CATHY WURZER: So I'm going to put this to the test. We want some dating advice from you. And we got this letter from a listener. They asked, I'm quoting now, "I am new to dating apps and have talked to just a few people on them." I met one woman who I really like. On paper, we have so much in common. And on our first date, she was really kind, cool, and seemed emotionally available." All good signs.
"But I don't think I felt that romantic spark. I feel like this has happened to me a couple of times. People are perfectly great, but I'm not immediately attracted to them." She asked to see me again and I'm not sure if I should go. I want a spark. Is that too much to ask for?" So what do you think?
BEX KLAFTER: That's a great question. I don't think a spark is too much to ask for. But I'd be curious to know what this listener defines as feeling a spark. I think that personally, I find it hard to feel really connected to someone I've just met, particularly if it's from a dating app. So we don't have any common ground. We're just getting to know each other.
My advice to this listener would be, if they're up to it, go on one more date and ask really good questions. I honestly sometimes like to have the New York Times 36 questions to fall in love list at my ready.
CATHY WURZER: That's a good one.
BEX KLAFTER: Or you could always ask the Modern Yentas. We have lots of good speed dating questions. And from that date, if they're willing to go on another one, figure out, do you have those core values in common? Things like how important is religion and politics and family? And how do you how do you treat a waiter? How do you treat your mom?
But other than that, your getting to know them I think is probably the best way to build that spark. The idea that you can just go on a date with a stranger and immediately fall in love probably does happen for some people.
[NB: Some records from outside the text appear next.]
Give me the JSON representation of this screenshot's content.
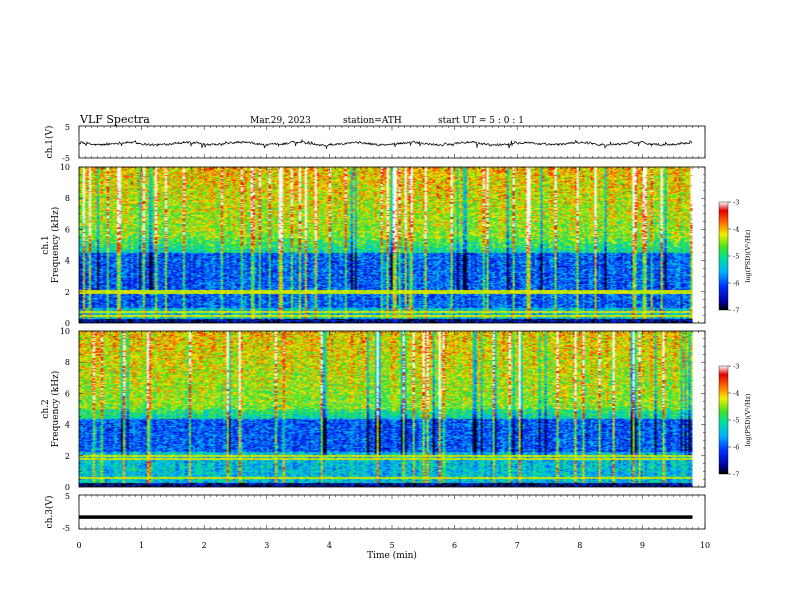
{
  "header": {
    "title": "VLF  Spectra",
    "date": "Mar.29, 2023",
    "station": "station=ATH",
    "start_ut": "start  UT  =   5  : 0  : 1"
  },
  "chart_data": [
    {
      "type": "line",
      "name": "ch1-waveform",
      "ylabel": "ch.1(V)",
      "ylim": [
        -5,
        5
      ],
      "yticks": [
        "5",
        "-5"
      ],
      "x_range_min": [
        0,
        9.8
      ],
      "baseline_v": -0.5,
      "noise_amplitude_v": 1.2
    },
    {
      "type": "heatmap",
      "name": "ch1-spectrogram",
      "ylabel_channel": "ch.1",
      "ylabel": "Frequency  (kHz)",
      "ylim": [
        0,
        10
      ],
      "yticks": [
        "0",
        "2",
        "4",
        "6",
        "8",
        "10"
      ],
      "x_range_min": [
        0,
        9.8
      ],
      "colorbar": {
        "label": "log(PSD)(V²/Hz)",
        "range": [
          -7,
          -3
        ],
        "ticks": [
          "-3",
          "-4",
          "-5",
          "-6",
          "-7"
        ]
      },
      "features": {
        "dark_band_khz": [
          1.0,
          4.5
        ],
        "bright_band_khz": [
          5.5,
          10
        ],
        "tone_lines_khz": [
          0.5,
          0.75,
          1.95,
          2.1
        ]
      }
    },
    {
      "type": "heatmap",
      "name": "ch2-spectrogram",
      "ylabel_channel": "ch.2",
      "ylabel": "Frequency  (kHz)",
      "ylim": [
        0,
        10
      ],
      "yticks": [
        "0",
        "2",
        "4",
        "6",
        "8",
        "10"
      ],
      "x_range_min": [
        0,
        9.8
      ],
      "colorbar": {
        "label": "log(PSD)(V²/Hz)",
        "range": [
          -7,
          -3
        ],
        "ticks": [
          "-3",
          "-4",
          "-5",
          "-6",
          "-7"
        ]
      },
      "features": {
        "dark_band_khz": [
          2.3,
          4.4
        ],
        "bright_band_khz": [
          5.0,
          10
        ],
        "tone_lines_khz": [
          0.6,
          1.8,
          2.0
        ]
      }
    },
    {
      "type": "line",
      "name": "ch3-waveform",
      "ylabel": "ch.3(V)",
      "ylim": [
        -5,
        5
      ],
      "yticks": [
        "5",
        "-5"
      ],
      "x_range_min": [
        0,
        9.8
      ],
      "baseline_v": -1.5
    }
  ],
  "xaxis": {
    "label": "Time  (min)",
    "ticks": [
      "0",
      "1",
      "2",
      "3",
      "4",
      "5",
      "6",
      "7",
      "8",
      "9",
      "10"
    ],
    "range": [
      0,
      10
    ]
  }
}
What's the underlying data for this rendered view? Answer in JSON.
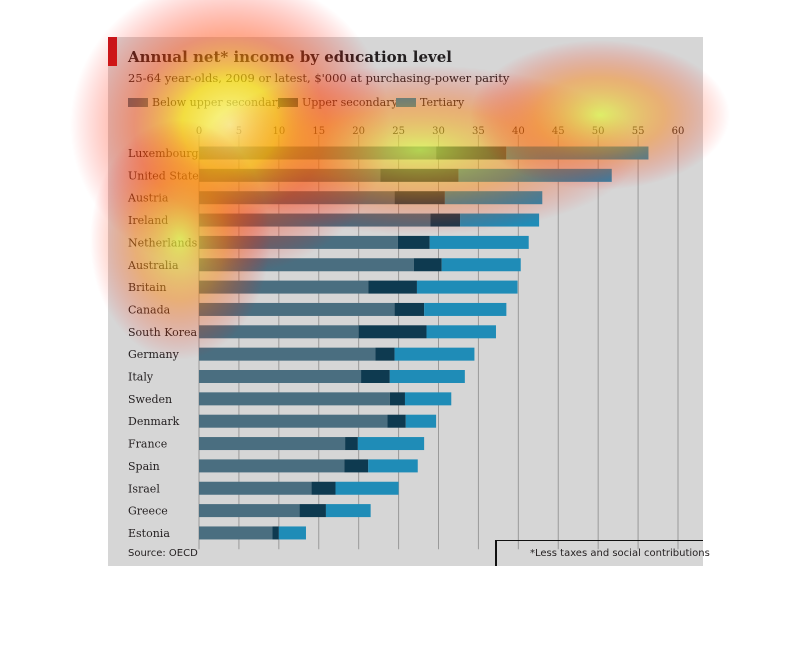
{
  "chart_data": {
    "type": "bar",
    "title": "Annual net* income by education level",
    "subtitle": "25-64 year-olds, 2009 or latest, $'000 at purchasing-power parity",
    "source": "Source: OECD",
    "footnote": "*Less taxes and social contributions",
    "xlim": [
      0,
      60
    ],
    "xticks": [
      0,
      5,
      10,
      15,
      20,
      25,
      30,
      35,
      40,
      45,
      50,
      55,
      60
    ],
    "grid": true,
    "legend_position": "top-left",
    "categories": [
      "Luxembourg",
      "United States",
      "Austria",
      "Ireland",
      "Netherlands",
      "Australia",
      "Britain",
      "Canada",
      "South Korea",
      "Germany",
      "Italy",
      "Sweden",
      "Denmark",
      "France",
      "Spain",
      "Israel",
      "Greece",
      "Estonia"
    ],
    "series": [
      {
        "name": "Below upper secondary",
        "color": "#4a6e80",
        "values": [
          29.7,
          22.7,
          24.5,
          29.0,
          24.9,
          26.9,
          21.2,
          24.5,
          20.0,
          22.1,
          20.3,
          23.9,
          23.6,
          18.3,
          18.2,
          14.1,
          12.6,
          9.2
        ]
      },
      {
        "name": "Upper secondary",
        "color": "#0e3a50",
        "values": [
          38.5,
          32.5,
          30.8,
          32.7,
          28.9,
          30.4,
          27.3,
          28.2,
          28.5,
          24.5,
          23.9,
          25.8,
          25.9,
          19.9,
          21.2,
          17.1,
          15.9,
          10.0
        ]
      },
      {
        "name": "Tertiary",
        "color": "#1f8cb7",
        "values": [
          56.3,
          51.7,
          43.0,
          42.6,
          41.3,
          40.3,
          39.9,
          38.5,
          37.2,
          34.5,
          33.3,
          31.6,
          29.7,
          28.2,
          27.4,
          25.0,
          21.5,
          13.4
        ]
      }
    ]
  }
}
But for me at least and for many people, it takes a while to build that foundation of connection and to know them well enough to know if there is going to be a good spark.
And for example, I meet new people all the time and might think that they seem cool. But it takes many meetings and many times of getting to know them to really feel like, oh, this is someone that I want to pursue some relationship with. So my advice is just take your time.
Good on them and good on everyone for trying. Dating is scary and putting yourself out there is hard. And hopefully, that helps and that spark will come once you get to know each other better.
CATHY WURZER: So are your clients looking for-- they're looking for love obviously. Are they looking for marriage?
BEX KLAFTER: I don't know. [LAUGHS] Some for sure. And we have-- so in our time, we have set up couples that have had a wide variety of outcomes and some who I think are heading towards marriage hopefully, year 5 of their relationship. So that's pretty exciting.
Some people definitely are looking for their life partner. Some people are just looking to get out there and date. Some people are looking for something in between. It's really a huge range.
CATHY WURZER: I can only imagine. Oh, my gosh! Bex, I appreciate your time. Thank you and best of luck.
BEX KLAFTER: Thanks, Cathy. Thanks for having me.
CATHY WURZER: Bex Klafter is one of the Minneapolis Modern Yentas, otherwise known as a matchmaker. You can find their upcoming events and personalized matchmaking services on Facebook and Instagram by searching the Modern Yentas. That's Y-E-N-T-A-S. Their next speed dating event is for folks over 35 who identify as queer. It'll take place this Wednesday, January 25th 6:00 PM at the Next Chapter Booksellers in Saint Paul.